第103話 無碍自在
マリンが同行することになった。
「まってほしいですぅ~」
びちびち! とマリンがひれを動かしながら言う。
「マリンちゃん、陸地を歩けないんですぅ!」
……そりゃそうか。こいつ人魚だもんな。下半身が魚なんだ、歩けるわけがない。
「しかたねえな」
「そこで放置しない、ダーリンやさしくて大好き♡」
エリスが目を♡にしながら、くねくねと体を動かしながら言う。
ちっ……!
「勘違いすんな。この雑魚を腐らせたら、もったいないからな。こいつはほら……その……いざというときに非常食になる魚類だからな」
エリスが「そうですねー♡」とあほ面さらしながら言う。
「旦那様……。
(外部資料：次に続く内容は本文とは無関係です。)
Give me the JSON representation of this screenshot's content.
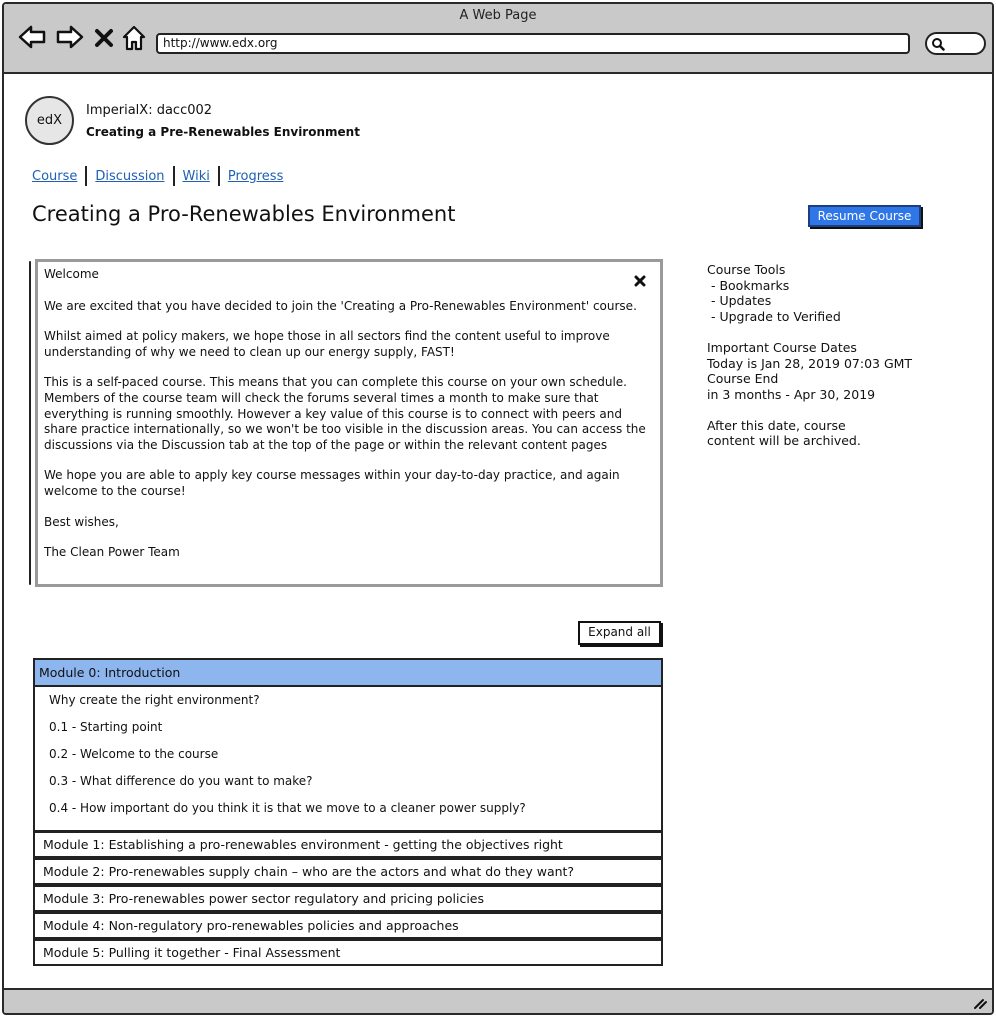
{
  "window": {
    "title": "A Web Page",
    "url": "http://www.edx.org"
  },
  "header": {
    "logo_text": "edX",
    "org_course": "ImperialX: dacc002",
    "course_name": "Creating a Pre-Renewables Environment"
  },
  "tabs": [
    "Course",
    "Discussion",
    "Wiki",
    "Progress"
  ],
  "page_title": "Creating a Pro-Renewables Environment",
  "resume_label": "Resume Course",
  "welcome": {
    "title": "Welcome",
    "paragraphs": [
      "We are excited that you have decided to join the 'Creating a Pro-Renewables Environment' course.",
      "Whilst aimed at policy makers, we hope those in all sectors find the content useful to improve understanding of why we need to clean up our energy supply, FAST!",
      "This is a self-paced course. This means that you can complete this course on your own schedule. Members of the course team will check the forums several times a month to make sure that everything is running smoothly. However a key value of this course is to connect with peers and share practice internationally, so we won't be too visible in the discussion areas. You can access the discussions via the Discussion tab at the top of the page or within the relevant content pages",
      "We hope you are able to apply key course messages within your day-to-day practice, and again welcome to the course!",
      "Best wishes,",
      "The Clean Power Team"
    ]
  },
  "sidebar": {
    "tools_title": "Course Tools",
    "tools": [
      " - Bookmarks",
      " - Updates",
      " - Upgrade to Verified"
    ],
    "dates_title": "Important Course Dates",
    "today": "Today is Jan 28, 2019 07:03 GMT",
    "course_end_label": "Course End",
    "course_end": "in 3 months - Apr 30, 2019",
    "archive_note": "After this date, course content will be archived."
  },
  "expand_label": "Expand all",
  "modules": [
    {
      "title": "Module 0: Introduction",
      "items": [
        "Why create the right environment?",
        "0.1 - Starting point",
        "0.2 - Welcome to the course",
        "0.3 - What difference do you want to make?",
        "0.4 - How important do you think it is that we move to a cleaner power supply?"
      ]
    },
    {
      "title": "Module 1: Establishing a pro-renewables environment - getting the objectives right"
    },
    {
      "title": "Module 2: Pro-renewables supply chain – who are the actors and what do they want?"
    },
    {
      "title": "Module 3: Pro-renewables power sector regulatory and pricing policies"
    },
    {
      "title": "Module 4: Non-regulatory pro-renewables policies and approaches"
    },
    {
      "title": "Module 5: Pulling it together - Final Assessment"
    }
  ]
}
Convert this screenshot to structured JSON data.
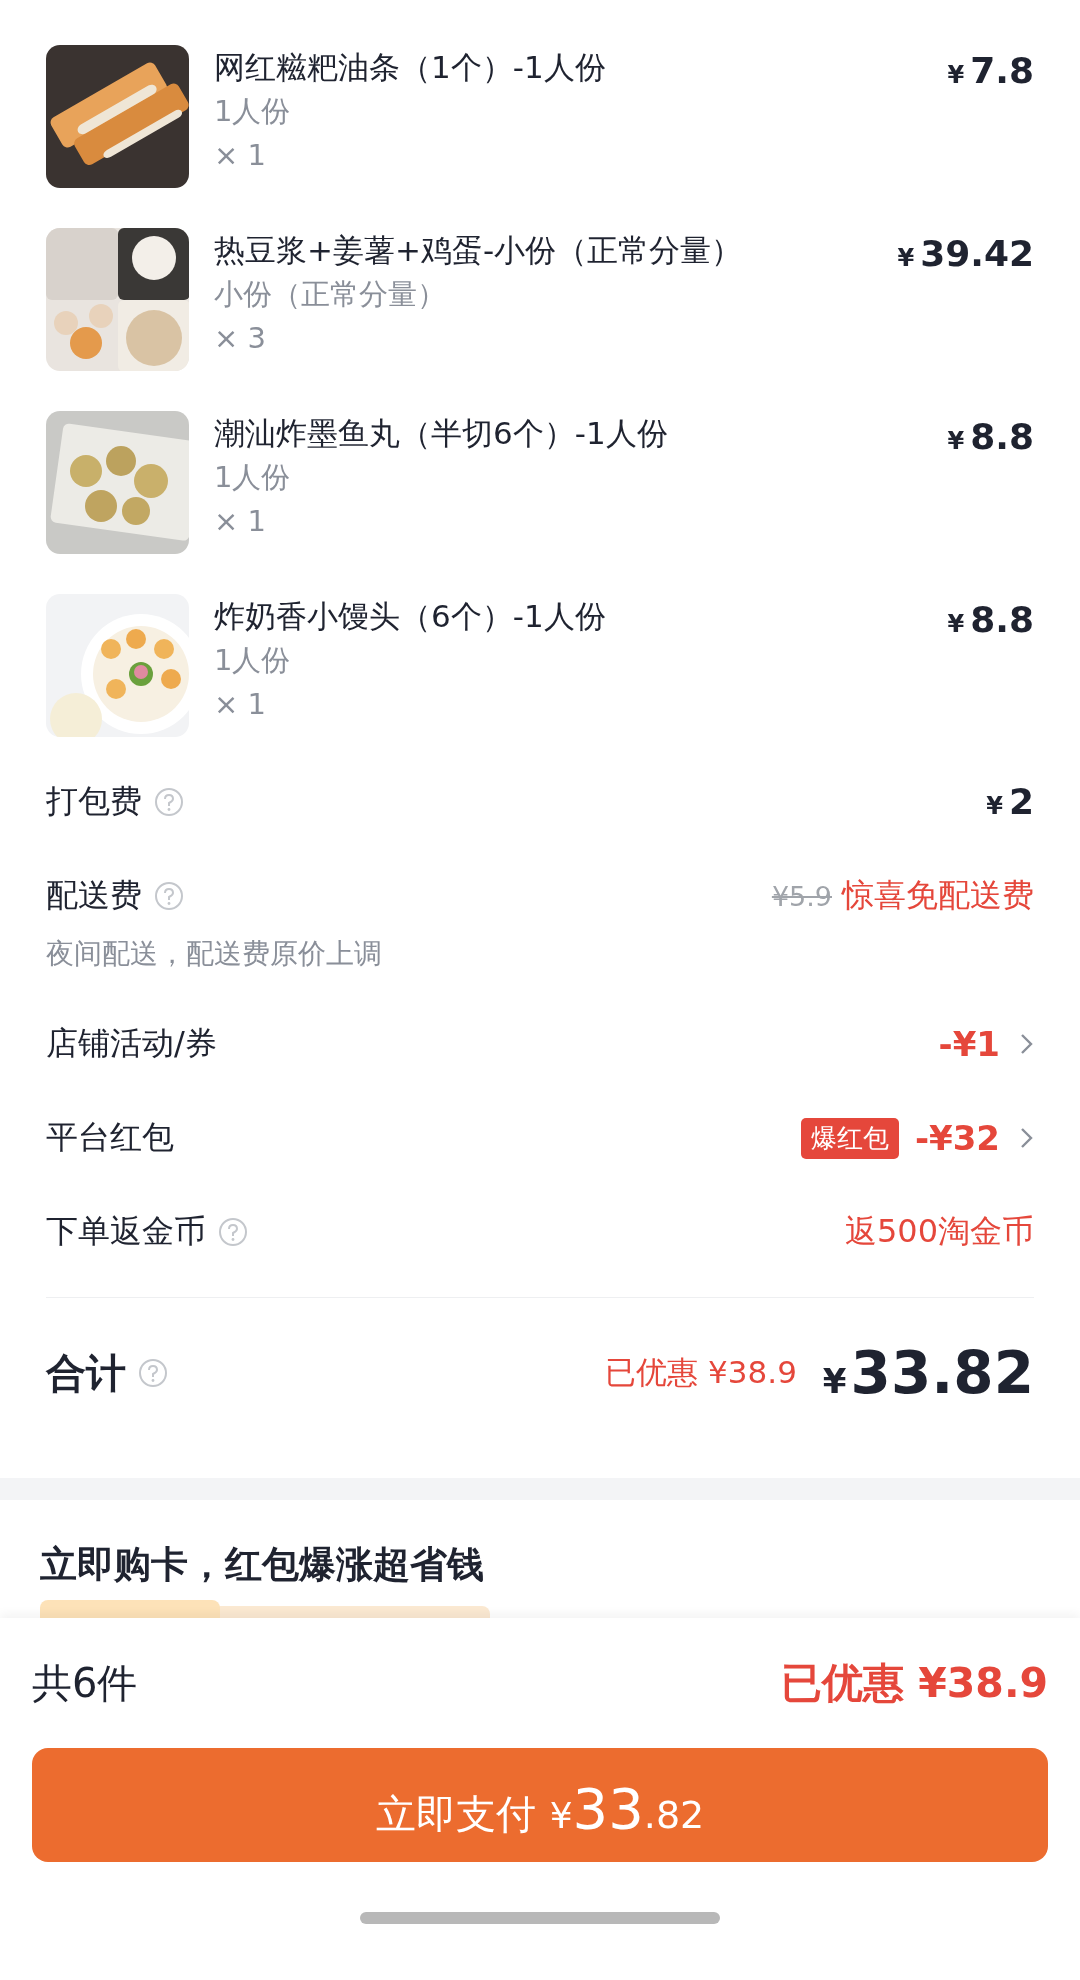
{
  "items": [
    {
      "name": "网红糍粑油条（1个）-1人份",
      "spec": "1人份",
      "qty": "× 1",
      "price": {
        "currency": "¥",
        "amount": "7.8"
      }
    },
    {
      "name": "热豆浆+姜薯+鸡蛋-小份（正常分量）",
      "spec": "小份（正常分量）",
      "qty": "× 3",
      "price": {
        "currency": "¥",
        "amount": "39.42"
      }
    },
    {
      "name": "潮汕炸墨鱼丸（半切6个）-1人份",
      "spec": "1人份",
      "qty": "× 1",
      "price": {
        "currency": "¥",
        "amount": "8.8"
      }
    },
    {
      "name": "炸奶香小馒头（6个）-1人份",
      "spec": "1人份",
      "qty": "× 1",
      "price": {
        "currency": "¥",
        "amount": "8.8"
      }
    }
  ],
  "fees": [
    {
      "kind": "amount",
      "label": "打包费",
      "help": true,
      "currency": "¥",
      "amount": "2"
    },
    {
      "kind": "waived",
      "label": "配送费",
      "help": true,
      "original": "¥5.9",
      "value": "惊喜免配送费",
      "note": "夜间配送，配送费原价上调"
    },
    {
      "kind": "discount",
      "label": "店铺活动/券",
      "help": false,
      "value": "-¥1"
    },
    {
      "kind": "discount",
      "label": "平台红包",
      "help": false,
      "badge": "爆红包",
      "value": "-¥32"
    },
    {
      "kind": "reward",
      "label": "下单返金币",
      "help": true,
      "value": "返500淘金币"
    }
  ],
  "total": {
    "label": "合计",
    "help": true,
    "saved": "已优惠 ¥38.9",
    "currency": "¥",
    "amount": "33.82"
  },
  "promo": {
    "title": "立即购卡，红包爆涨超省钱"
  },
  "footer": {
    "count": "共6件",
    "saved": "已优惠 ¥38.9",
    "pay_button": {
      "label": "立即支付",
      "currency": "¥",
      "major": "33",
      "minor": ".82"
    }
  }
}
どうしてそんな回りくどいことをいうですぅ? マリンちゃんのことほっとけないって、なんで素直に言えないんです?」
「黙れ魚類」
俺はマリンのそばまでやってくる。
ひれに触れて言う。
「【無碍自在】」
「むげ……?」「じざい……?」
アホ二名が首をかしげている。
その間に、マリンの足が変化しだした。
「わ、わー! すごいですぅ! マリンちゃんの足が、人間の足になったんですぅう!」
マリンのひれが美しい、人間の足に変化していたのだ。
「ダーリン、今のも【無】スキルを使ったんですか?」
「ああ。【無碍自在】。触れた相手の肉体を作り替え、障害を無くすスキルだ」
こいつの足では陸地で歩けない。そこでこのスキルを使い、人間の足(というか下半身)へと作り替えた。
「旦那様……♡」
「感謝しろよ」
「これで……旦那様とえっちぃできるですぅ♡」
……雑魚が両足をM字に開脚しやがった。
「ちょっと、何をやってるのですか! そんなエッチなポーズを取って!」
エリスのアホが珍しく、アホじゃないぞ。
「ダーリンは前からじゃ無くて後ろからが好きなんですよ!」
前言撤回アホだった。
俺はアホ2名をほっといて歩き出す。
「マリンちゃん、下半身丸出しはさすがにはずかしいかなーって……わぷっ!」
俺は
「やっぱり、旦那様は優しい人ですぅ~♡」
「わかるー! ダーリンは素敵な人だよねー!」
……はぁ。
女が増えてうるさくなったな……。